There are a few other tensions that make policy writing hard:

  • Specificity vs vagueness (by intention): If your policies are too vague, users don't understand the rules and your enforcement is inconsistent with no written standard to anchor them. If they're too specific, sophisticated bad actors will reverse-engineer them to stay just below the line, and you'll struggle to address new harms that weren't anticipated when the document was written. The right level of detail requires genuine judgment rather than a template.
  • Specificity vs vagueness (by accident): Words like "egregious," "excessive," and "inappropriate" appear constantly in community guidelines and do almost no work. At Musubi, part of what I do is help platforms translate their written policies into something an LLM can actually apply at scale. LLMs don't handle vague language well at all. When you're forced to answer questions like "what does 'excessive' actually mean in this context?" you realise you should have answered them the first time around. That clarity benefits everyone, including your users.
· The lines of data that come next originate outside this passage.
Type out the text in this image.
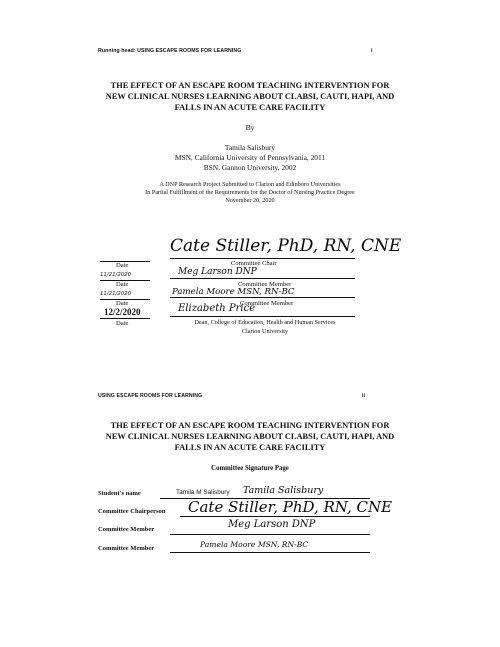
Running head: USING ESCAPE ROOMS FOR LEARNING	i
THE EFFECT OF AN ESCAPE ROOM TEACHING INTERVENTION FOR
NEW CLINICAL NURSES LEARNING ABOUT CLABSI, CAUTI, HAPI, AND
FALLS IN AN ACUTE CARE FACILITY
By
Tamila Salisbury
MSN, California University of Pennsylvania, 2011
BSN, Gannon University, 2002
A DNP Research Project Submitted to Clarion and Edinboro Universities
In Partial Fulfillment of the Requirements for the Doctor of Nursing Practice Degree
November 20, 2020
Cate Stiller, PhD, RN, CNE
Date	Committee Chair
11/21/2020	Meg Larson DNP
Date	Committee Member
11/21/2020	Pamela Moore MSN, RN-BC
Date	Committee Member
12/2/2020	Elizabeth Price
Date	Dean, College of Education, Health and Human Services
Clarion University
USING ESCAPE ROOMS FOR LEARNING	ii
THE EFFECT OF AN ESCAPE ROOM TEACHING INTERVENTION FOR
NEW CLINICAL NURSES LEARNING ABOUT CLABSI, CAUTI, HAPI, AND
FALLS IN AN ACUTE CARE FACILITY
Committee Signature Page
Student's name	Tamila M Salisbury Tamila Salisbury
Committee Chairperson Cate Stiller, PhD, RN, CNE
Committee Member	Meg Larson DNP
Committee Member	Pamela Moore MSN, RN-BC
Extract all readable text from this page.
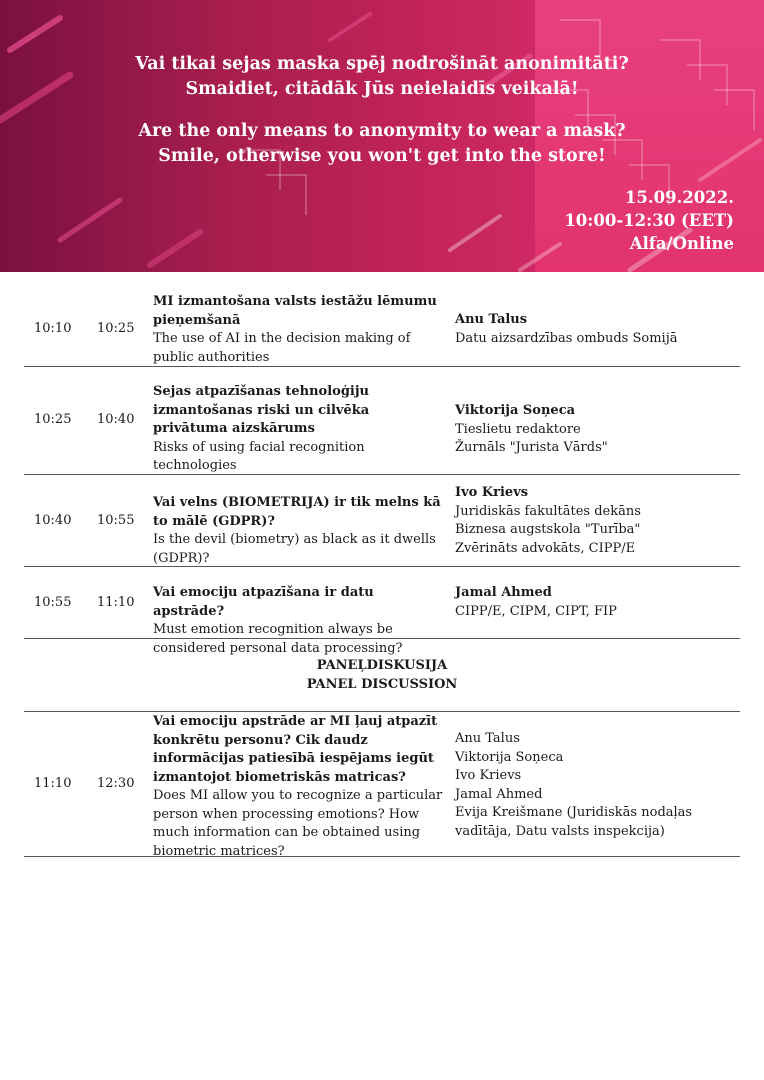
Vai tikai sejas maska spēj nodrošināt anonimitāti?
Smaidiet, citādāk Jūs neielaidīs veikalā!
Are the only means to anonymity to wear a mask?
Smile, otherwise you won't get into the store!
15.09.2022.
10:00-12:30 (EET)
Alfa/Online
10:10 10:25
MI izmantošana valsts iestāžu lēmumu pieņemšanā
The use of AI in the decision making of public authorities
Anu Talus
Datu aizsardzības ombuds Somijā
10:25 10:40
Sejas atpazīšanas tehnoloģiju izmantošanas riski un cilvēka privātuma aizskārums
Risks of using facial recognition technologies
Viktorija Soņeca
Tieslietu redaktore
Žurnāls "Jurista Vārds"
10:40 10:55
Vai velns (BIOMETRIJA) ir tik melns kā to mālē (GDPR)?
Is the devil (biometry) as black as it dwells (GDPR)?
Ivo Krievs
Juridiskās fakultātes dekāns
Biznesa augstskola "Turība"
Zvērināts advokāts, CIPP/E
10:55 11:10
Vai emociju atpazīšana ir datu apstrāde?
Must emotion recognition always be considered personal data processing?
Jamal Ahmed
CIPP/E, CIPM, CIPT, FIP
PANEĻDISKUSIJA
PANEL DISCUSSION
11:10 12:30
Vai emociju apstrāde ar MI ļauj atpazīt konkrētu personu? Cik daudz informācijas patiesībā iespējams iegūt izmantojot biometriskās matricas?
Does MI allow you to recognize a particular person when processing emotions? How much information can be obtained using biometric matrices?
Anu Talus
Viktorija Soņeca
Ivo Krievs
Jamal Ahmed
Evija Kreišmane (Juridiskās nodaļas vadītāja, Datu valsts inspekcija)
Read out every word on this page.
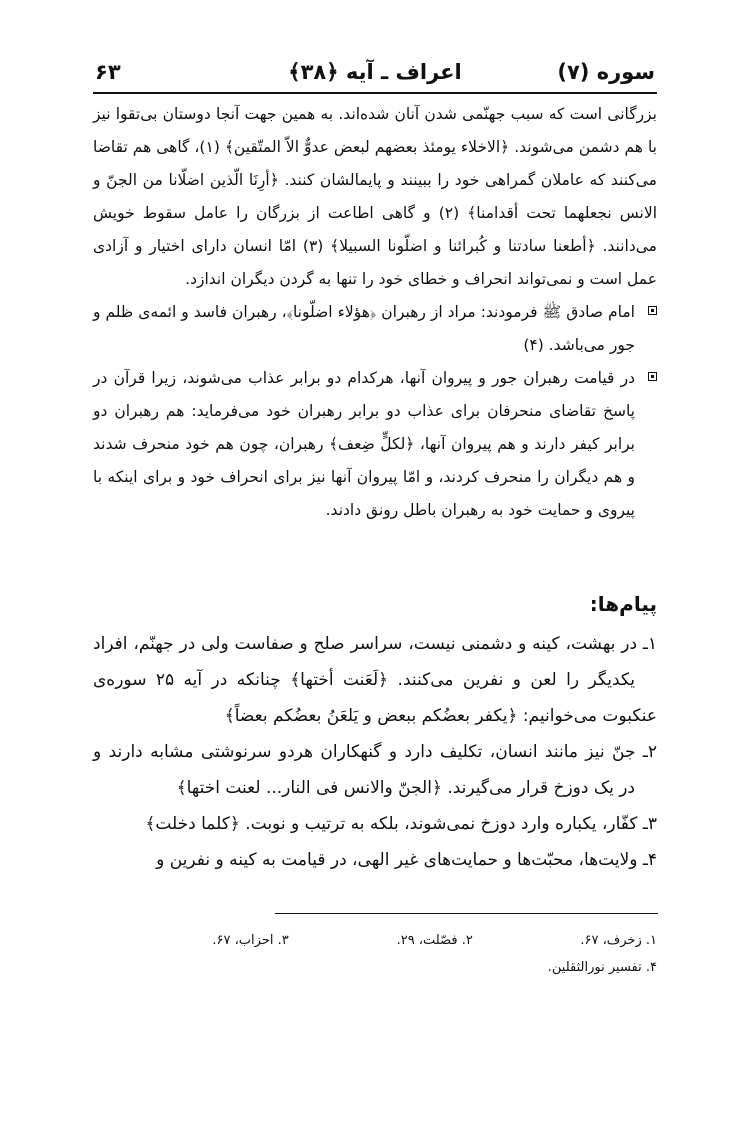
۶۳	اعراف ـ آیه ﴿۳۸﴾	سوره (۷)

بزرگانی است که سبب جهنّمی شدن آنان شده‌اند. به همین جهت آنجا دوستان بی‌تقوا نیز با هم دشمن می‌شوند. ﴿الاخلاء یومئذ بعضهم لبعض عدوٌّ الاّ المتّقین﴾ (۱)، گاهی هم تقاضا می‌کنند که عاملان گمراهی خود را ببینند و پایمالشان کنند. ﴿أرِنَا الّذین اضلّانا من الجنّ و الانس نجعلهما تحت أقدامنا﴾ (۲) و گاهی اطاعت از بزرگان را عامل سقوط خویش می‌دانند. ﴿أطعنا سادتنا و کُبرائنا و اضلّونا السبیلا﴾ (۳) امّا انسان دارای اختیار و آزادی عمل است و نمی‌تواند انحراف و خطای خود را تنها به گردن دیگران اندازد.

امام صادق ﷺ فرمودند: مراد از رهبران ﴿هؤلاء اضلّونا﴾، رهبران فاسد و ائمه‌ی ظلم و جور می‌باشد. (۴)

در قیامت رهبران جور و پیروان آنها، هرکدام دو برابر عذاب می‌شوند، زیرا قرآن در پاسخ تقاضای منحرفان برای عذاب دو برابر رهبران خود می‌فرماید: هم رهبران دو برابر کیفر دارند و هم پیروان آنها، ﴿لکلٍّ ضِعف﴾ رهبران، چون هم خود منحرف شدند و هم دیگران را منحرف کردند، و امّا پیروان آنها نیز برای انحراف خود و برای اینکه با پیروی و حمایت خود به رهبران باطل رونق دادند.

پیام‌ها:

۱ـ در بهشت، کینه و دشمنی نیست، سراسر صلح و صفاست ولی در جهنّم، افراد یکدیگر را لعن و نفرین می‌کنند. ﴿لَعَنت أختها﴾ چنانکه در آیه ۲۵ سوره‌ی عنکبوت می‌خوانیم: ﴿یکفر بعضُکم ببعض و یَلعَنُ بعضُکم بعضاً﴾

۲ـ جنّ نیز مانند انسان، تکلیف دارد و گنهکاران هردو سرنوشتی مشابه دارند و در یک دوزخ قرار می‌گیرند. ﴿الجنّ والانس فی النار... لعنت اختها﴾

۳ـ کفّار، یکباره وارد دوزخ نمی‌شوند، بلکه به ترتیب و نوبت. ﴿کلما دخلت﴾

۴ـ ولایت‌ها، محبّت‌ها و حمایت‌های غیر الهی، در قیامت به کینه و نفرین و

۱. زخرف، ۶۷. ۲. فصّلت، ۲۹. ۳. احزاب، ۶۷.
۴. تفسیر نورالثقلین.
  • Regional vs global: If you're running a global platform, you're constantly navigating the fact that social norms differ significantly across regions and communities. A policy that feels neutral and obvious in one cultural context may be confusing or harmful in another. Most platforms default to global policies for practical reasons, but it's worth being clear-eyed about the tradeoffs.
  • Theoretical vs enforceable: It’s easy to write “ideal” policies that can’t actually be enforced effectively at scale. A policy you can't enforce consistently and fairly isn't actually a policy. It's a document that creates expectations you can't meet, which is often worse than having no written policy at all. Users will notice the inconsistency and lose trust faster than if the rule had never been stated.